Hope is a beautiful thing… but, as we say many times, the data doesn’t matter until it does. That is where we find ourselves currently and we will trade the hope in the move higher. We will manage our risk of hope giving way to reality along the way. The near-term climb has offered solid gains and we have taken portions of those this week. But, the future risk of reality is what we will manage against. Stops raised on positions. Some gains banked on Wednesday and Thursday. Some stops hit on Friday. Eyes open. Emotions removed. Mixed economic data has been mostly ignored. Sentiment has shifted to neutral over the last few days. We are a far way from seeing growth… my opinion, but we trade what the market gives not what we think. Yes, we have thoughts and beliefs, but we will always follow the trend on the charts and never fight the Fed. The dollar turned higher on Fed worries. Interest rates are at 3.74% level on the ten-year bond based on Fed worries. I state this so we understand it is the data that ultimately determines the direction of stocks and the Fed is currently in play. Watching the leaders as the test near term. Watching energy stocks as the commodities struggle of late… crude bounced at support and got a lift from the production cuts announced by Russia. Volatility closed at 20.4 as some intraday anxiety shifted the index. VVIX jumped intraday. The money supply has tailed off in the last six days as a sign of sentiment shifting. Volume remains above average. Stay focused and follow the money. Follow the Fed. Don’t assume anything and manage the risk that is. Watch for the volume, direction, sentiment, and volatility levels to lead you to what takes place. There are plenty of moving parts, we have to understand that truth/reality eventually plays out in the markets. Until then we will continue to take what is offered and manage the risk that is.
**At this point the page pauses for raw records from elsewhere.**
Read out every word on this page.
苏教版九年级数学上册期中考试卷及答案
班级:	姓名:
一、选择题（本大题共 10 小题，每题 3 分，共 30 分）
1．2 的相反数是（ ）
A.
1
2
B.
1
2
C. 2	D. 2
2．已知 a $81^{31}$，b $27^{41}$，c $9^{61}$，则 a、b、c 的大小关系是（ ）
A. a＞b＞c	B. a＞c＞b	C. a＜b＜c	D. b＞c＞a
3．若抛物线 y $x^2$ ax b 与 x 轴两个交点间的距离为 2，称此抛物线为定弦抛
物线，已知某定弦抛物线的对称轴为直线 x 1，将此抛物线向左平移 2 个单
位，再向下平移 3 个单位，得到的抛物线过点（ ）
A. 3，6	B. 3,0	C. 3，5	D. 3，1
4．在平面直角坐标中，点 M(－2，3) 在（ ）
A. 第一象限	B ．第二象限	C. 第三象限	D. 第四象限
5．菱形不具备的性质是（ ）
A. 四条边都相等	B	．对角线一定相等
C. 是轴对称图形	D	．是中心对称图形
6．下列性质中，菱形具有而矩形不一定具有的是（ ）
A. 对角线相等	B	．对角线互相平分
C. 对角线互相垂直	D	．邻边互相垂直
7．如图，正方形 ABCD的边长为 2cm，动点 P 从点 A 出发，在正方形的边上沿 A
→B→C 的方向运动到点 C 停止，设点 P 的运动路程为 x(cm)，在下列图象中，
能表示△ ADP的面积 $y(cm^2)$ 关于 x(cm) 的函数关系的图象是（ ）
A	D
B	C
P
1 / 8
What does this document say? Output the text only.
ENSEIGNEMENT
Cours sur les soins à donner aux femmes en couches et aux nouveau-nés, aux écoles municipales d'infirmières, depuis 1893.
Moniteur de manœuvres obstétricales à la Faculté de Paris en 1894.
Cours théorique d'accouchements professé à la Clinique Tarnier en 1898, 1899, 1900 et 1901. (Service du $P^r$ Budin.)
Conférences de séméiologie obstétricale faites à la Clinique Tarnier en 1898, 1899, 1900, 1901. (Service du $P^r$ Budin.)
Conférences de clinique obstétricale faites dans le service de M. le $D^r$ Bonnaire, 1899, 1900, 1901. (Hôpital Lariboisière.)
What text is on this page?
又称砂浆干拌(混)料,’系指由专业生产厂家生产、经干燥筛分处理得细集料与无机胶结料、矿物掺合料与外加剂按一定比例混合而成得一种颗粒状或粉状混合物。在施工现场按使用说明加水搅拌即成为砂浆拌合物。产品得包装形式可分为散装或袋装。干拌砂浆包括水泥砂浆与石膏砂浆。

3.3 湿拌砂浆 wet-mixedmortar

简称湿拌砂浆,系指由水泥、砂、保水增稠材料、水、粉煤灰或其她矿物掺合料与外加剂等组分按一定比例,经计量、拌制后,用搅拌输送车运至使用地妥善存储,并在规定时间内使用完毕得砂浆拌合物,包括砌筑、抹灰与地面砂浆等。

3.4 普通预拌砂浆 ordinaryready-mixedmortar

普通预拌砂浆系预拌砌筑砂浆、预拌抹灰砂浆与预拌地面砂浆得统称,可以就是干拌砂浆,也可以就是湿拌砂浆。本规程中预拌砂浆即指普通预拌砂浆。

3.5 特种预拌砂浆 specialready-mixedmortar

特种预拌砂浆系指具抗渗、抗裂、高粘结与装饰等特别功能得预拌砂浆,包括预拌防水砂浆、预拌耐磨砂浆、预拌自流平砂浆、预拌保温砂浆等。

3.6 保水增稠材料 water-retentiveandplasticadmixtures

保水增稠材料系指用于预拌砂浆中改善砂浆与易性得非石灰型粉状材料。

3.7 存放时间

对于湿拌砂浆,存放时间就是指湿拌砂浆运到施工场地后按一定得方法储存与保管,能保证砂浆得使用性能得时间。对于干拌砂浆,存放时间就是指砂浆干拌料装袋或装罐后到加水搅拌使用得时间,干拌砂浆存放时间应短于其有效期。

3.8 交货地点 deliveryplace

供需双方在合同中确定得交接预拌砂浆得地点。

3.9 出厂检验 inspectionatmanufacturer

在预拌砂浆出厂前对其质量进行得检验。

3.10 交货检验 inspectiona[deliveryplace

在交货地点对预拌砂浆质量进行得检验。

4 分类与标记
As stated above we continue to watch and take what is offered. Our longer-term view is still negative, but nothing goes straight down or up… there are always positive and negative swings in a longer-term trend. Recession talks are turning towards stagflation of late which could be worse for consumers as it tends to last longer with a slow negative effect. We remain focused on short-term trades until there is directional clarity. The charts are showing a short-term trend reversal to the upside… technology and consumer discretionary have led the move. Semiconductors have performed well along with software. The key remains, know where you are now, know what is happening now, and know what is on the horizon… act accordingly. The goal now is to manage the risk of positions, take what is offered… short or long, and then manage the risk.
“Vision without action is a daydream… Action without vision is a nightmare.” Japanese proverb
The goal of these notes is to allow you, the investor, to learn how to see the market development as the progression through the sector develops based on news, speculation, and data. Data drives long-term results and develops trends… speculation and news are short-term drivers and offer higher-risk trading opportunities. Through the use of both technical and fundamental data, we can have greater confidence in our trading strategies with a disciplined approach to investing and managing the risk of our money.